Document ID : KB000094257
Last Modified Date : 03/05/2018
Show Technical Document Details

Designed a process definition that queries the Process Automation RUNTIME database to check to see if a specific process is already running.   This process works sometimes, and other times fails.   reviewing the logs shows that this process fails due to deadlocks in the database:

2018-05-02 11:23:09,763 WARN [com.optinuity.c2o.service.serviceoperation.jdbcserviceoperation.JDBCWrapper] [abc77795-79b1-4529-99f1-84433d84c1a5] Error reading result set: Transaction (Process ID 432) was deadlocked on lock resources with another process and has been chosen as the deadlock victim. Rerun the transaction. Transaction (Process ID 432) was deadlocked on lock resources with another process and has been chosen as the deadlock victim. Rerun the transaction.
Locking at the database is a normal function of the database. If 2 queries update the same record the data could be corrupted, so the first query gets a lock and subsequent queries to the same location is locked out.
Normally this is all behind the scenes and follow-up queries are locked very briefly while the prior query completes, then the 2nd query moves forwards.

Deadlocks begin to occur as more queries hit the database, and 2 queries end up both waiting for each other to complete. You can get summary from your DBA or through internet searches on deadlocking and why it occurs. 

We have optimized the Orchestrator engine so that outside of situations related to database performance, the Orchestrator should not normally encounter Deadlocking during normal instance execution.
A discussion should be had with the DBA to ensure that this isnt occurring due to the database taking excessive time for all queries.

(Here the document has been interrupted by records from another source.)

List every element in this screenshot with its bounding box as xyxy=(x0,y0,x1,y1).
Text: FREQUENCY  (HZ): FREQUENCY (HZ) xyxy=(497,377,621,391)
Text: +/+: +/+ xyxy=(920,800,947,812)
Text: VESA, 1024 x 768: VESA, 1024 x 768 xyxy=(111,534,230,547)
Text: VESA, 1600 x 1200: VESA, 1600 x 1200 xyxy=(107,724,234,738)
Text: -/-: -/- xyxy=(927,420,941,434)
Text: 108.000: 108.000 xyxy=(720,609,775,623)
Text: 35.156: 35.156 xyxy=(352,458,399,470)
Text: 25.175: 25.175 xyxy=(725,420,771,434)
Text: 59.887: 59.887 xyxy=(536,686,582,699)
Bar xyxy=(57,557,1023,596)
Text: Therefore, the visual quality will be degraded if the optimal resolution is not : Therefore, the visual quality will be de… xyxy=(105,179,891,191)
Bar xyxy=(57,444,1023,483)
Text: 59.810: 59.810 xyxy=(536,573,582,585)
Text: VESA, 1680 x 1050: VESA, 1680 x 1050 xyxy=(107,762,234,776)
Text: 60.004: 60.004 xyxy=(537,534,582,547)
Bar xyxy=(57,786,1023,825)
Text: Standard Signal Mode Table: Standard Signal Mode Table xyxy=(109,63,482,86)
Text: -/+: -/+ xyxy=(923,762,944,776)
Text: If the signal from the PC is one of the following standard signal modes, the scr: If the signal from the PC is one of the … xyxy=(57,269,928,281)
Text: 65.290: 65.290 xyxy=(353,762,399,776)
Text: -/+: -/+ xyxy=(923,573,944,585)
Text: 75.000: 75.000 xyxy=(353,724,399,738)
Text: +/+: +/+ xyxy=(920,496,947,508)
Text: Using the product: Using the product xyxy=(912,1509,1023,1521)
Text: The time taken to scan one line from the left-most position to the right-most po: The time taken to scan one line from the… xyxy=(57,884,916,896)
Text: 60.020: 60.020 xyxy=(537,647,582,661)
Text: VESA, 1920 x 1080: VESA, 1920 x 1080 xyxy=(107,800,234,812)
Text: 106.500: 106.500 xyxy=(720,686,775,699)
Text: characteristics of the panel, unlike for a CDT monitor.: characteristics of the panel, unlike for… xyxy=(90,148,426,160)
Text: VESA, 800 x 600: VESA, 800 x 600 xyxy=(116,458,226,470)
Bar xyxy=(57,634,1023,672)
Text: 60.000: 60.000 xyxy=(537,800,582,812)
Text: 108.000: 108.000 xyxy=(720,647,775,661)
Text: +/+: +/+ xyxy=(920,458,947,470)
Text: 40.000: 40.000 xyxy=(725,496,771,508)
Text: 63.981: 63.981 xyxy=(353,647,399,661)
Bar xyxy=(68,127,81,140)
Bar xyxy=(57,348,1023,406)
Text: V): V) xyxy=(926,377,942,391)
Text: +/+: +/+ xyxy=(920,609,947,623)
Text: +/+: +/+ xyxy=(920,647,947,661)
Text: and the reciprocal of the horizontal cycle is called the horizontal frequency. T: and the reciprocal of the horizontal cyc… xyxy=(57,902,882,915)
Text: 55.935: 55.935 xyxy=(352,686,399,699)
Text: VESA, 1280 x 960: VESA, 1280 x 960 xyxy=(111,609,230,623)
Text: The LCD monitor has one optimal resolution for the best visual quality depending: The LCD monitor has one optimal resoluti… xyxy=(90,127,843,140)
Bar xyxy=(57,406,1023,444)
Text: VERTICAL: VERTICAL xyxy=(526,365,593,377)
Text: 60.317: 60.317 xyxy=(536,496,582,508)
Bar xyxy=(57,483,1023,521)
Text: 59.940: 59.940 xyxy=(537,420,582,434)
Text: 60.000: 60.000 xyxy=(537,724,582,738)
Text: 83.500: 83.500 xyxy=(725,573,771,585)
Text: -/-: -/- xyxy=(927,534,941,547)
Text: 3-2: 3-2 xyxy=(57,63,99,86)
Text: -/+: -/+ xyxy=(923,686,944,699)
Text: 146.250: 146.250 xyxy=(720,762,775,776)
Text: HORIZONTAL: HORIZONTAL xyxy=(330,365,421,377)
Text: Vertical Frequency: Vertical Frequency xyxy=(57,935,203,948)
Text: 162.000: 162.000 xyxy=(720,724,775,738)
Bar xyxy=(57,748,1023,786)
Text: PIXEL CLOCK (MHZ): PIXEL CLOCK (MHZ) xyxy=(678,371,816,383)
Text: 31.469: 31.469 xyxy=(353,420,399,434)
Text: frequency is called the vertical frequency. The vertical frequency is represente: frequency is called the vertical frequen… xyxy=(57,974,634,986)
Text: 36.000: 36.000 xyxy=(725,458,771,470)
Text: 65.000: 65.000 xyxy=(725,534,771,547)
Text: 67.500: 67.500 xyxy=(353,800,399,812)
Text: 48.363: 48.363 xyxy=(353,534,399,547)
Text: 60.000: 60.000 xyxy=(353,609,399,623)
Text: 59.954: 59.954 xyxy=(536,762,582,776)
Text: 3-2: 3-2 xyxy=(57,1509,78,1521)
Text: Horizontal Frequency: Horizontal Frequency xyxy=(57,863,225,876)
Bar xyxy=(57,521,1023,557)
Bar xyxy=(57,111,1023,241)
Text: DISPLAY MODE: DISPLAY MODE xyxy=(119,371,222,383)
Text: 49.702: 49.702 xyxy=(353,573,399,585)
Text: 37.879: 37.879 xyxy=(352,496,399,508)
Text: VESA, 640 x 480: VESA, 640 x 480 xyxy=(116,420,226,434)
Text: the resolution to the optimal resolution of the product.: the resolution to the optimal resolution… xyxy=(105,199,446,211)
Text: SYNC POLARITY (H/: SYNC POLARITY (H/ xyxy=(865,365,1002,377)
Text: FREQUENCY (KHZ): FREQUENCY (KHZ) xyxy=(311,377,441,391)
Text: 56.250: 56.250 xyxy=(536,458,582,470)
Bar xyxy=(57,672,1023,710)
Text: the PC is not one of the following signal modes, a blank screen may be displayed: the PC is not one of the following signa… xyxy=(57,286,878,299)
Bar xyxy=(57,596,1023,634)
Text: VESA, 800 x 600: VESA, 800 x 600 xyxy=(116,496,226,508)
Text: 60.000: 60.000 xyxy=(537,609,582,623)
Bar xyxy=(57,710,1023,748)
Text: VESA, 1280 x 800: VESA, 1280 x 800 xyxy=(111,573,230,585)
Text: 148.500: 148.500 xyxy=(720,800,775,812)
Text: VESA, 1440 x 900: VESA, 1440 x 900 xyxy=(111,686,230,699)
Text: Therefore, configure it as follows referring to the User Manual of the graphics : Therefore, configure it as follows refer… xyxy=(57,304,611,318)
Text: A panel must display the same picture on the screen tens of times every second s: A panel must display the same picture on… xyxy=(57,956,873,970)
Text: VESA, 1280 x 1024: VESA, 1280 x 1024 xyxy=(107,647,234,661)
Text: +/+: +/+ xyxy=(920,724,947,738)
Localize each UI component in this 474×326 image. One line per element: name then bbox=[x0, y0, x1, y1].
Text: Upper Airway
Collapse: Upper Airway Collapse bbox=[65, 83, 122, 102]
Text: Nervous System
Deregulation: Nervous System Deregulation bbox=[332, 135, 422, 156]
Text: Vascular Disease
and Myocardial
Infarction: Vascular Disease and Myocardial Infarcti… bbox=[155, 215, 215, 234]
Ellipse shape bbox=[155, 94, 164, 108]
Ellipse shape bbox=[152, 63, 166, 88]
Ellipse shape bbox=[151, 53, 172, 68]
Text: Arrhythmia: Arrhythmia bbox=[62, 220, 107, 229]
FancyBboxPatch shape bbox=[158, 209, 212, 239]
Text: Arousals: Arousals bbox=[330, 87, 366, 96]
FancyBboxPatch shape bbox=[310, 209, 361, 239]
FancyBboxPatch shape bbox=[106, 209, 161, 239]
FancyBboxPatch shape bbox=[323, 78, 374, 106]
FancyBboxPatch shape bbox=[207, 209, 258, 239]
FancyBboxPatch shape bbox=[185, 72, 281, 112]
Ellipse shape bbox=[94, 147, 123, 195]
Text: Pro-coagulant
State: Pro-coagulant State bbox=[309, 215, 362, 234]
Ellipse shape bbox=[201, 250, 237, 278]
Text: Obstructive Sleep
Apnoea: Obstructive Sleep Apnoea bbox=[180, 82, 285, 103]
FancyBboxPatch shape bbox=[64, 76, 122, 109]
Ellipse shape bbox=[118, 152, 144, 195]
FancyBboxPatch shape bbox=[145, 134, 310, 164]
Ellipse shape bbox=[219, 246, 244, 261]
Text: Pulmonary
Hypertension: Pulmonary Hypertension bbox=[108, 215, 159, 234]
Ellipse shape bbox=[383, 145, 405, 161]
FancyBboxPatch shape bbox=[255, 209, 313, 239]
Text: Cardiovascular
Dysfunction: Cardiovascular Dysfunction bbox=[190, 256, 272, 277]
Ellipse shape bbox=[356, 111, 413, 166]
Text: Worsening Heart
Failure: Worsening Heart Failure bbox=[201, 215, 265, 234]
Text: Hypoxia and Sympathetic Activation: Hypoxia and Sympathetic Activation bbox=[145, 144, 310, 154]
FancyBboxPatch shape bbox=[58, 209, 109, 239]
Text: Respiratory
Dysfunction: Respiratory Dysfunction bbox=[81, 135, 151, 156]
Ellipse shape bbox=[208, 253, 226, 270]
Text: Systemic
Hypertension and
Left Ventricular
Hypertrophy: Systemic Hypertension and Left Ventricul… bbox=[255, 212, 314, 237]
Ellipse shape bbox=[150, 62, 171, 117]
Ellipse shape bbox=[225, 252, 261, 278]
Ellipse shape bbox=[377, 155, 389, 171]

But, the problem is likely due to the fact that the Process Automation runtime database is almost always being used by the Orchestrator engine while instances are running, so outside queries are going to lock, and very possibly deadlock.

For example:
The Orchestrator starts Process 'Instance123'; creates the database rows in the Runtime Database and has a lock on the rows for 'instance123' as the process is moves through its workflow.

Then another instance is launched that contains a queries to check if 'Instance123' is running.

When the instance reaches out to check the tables for 'instance123' they are locked by the Orchestrator to run the instance.   If the locking continues, the lock could become a deadlock, in which case the database will typically attempt to kill the youngest, or last run query, to allow the initial query to complete. This will result in the deadlock failure messages in the logs and a problem within the instance run that is running the query to check the database.

Unfortunately there is no way we can guarantee the Orchestrator is not locking tables when an external query is submitted.  If you query a table the orchestrator is using, that query will be locked out, and under some certain circumstances that lock will become a deadlock.

Support would recommend:
1.  Work with the DBA to ensure the database is performing optimally;

2.  If the database query is an occasional query that isnt run all that often then some simple exception handling added to the process to retry the database query after a short period would probably be enough to resolve this;

3. If you are frequently running the query our best recommendation would be to use one of the APIs instead of direct database queries into the runtime tables to get data on instance runs.

For instance, the getProcessStatus method;

or one of the Open API REST based methods, such as /v1/processinstances

will allow you to query the engine for details on a particular instance (or all instances) without having to worry about the tables being locked at the database.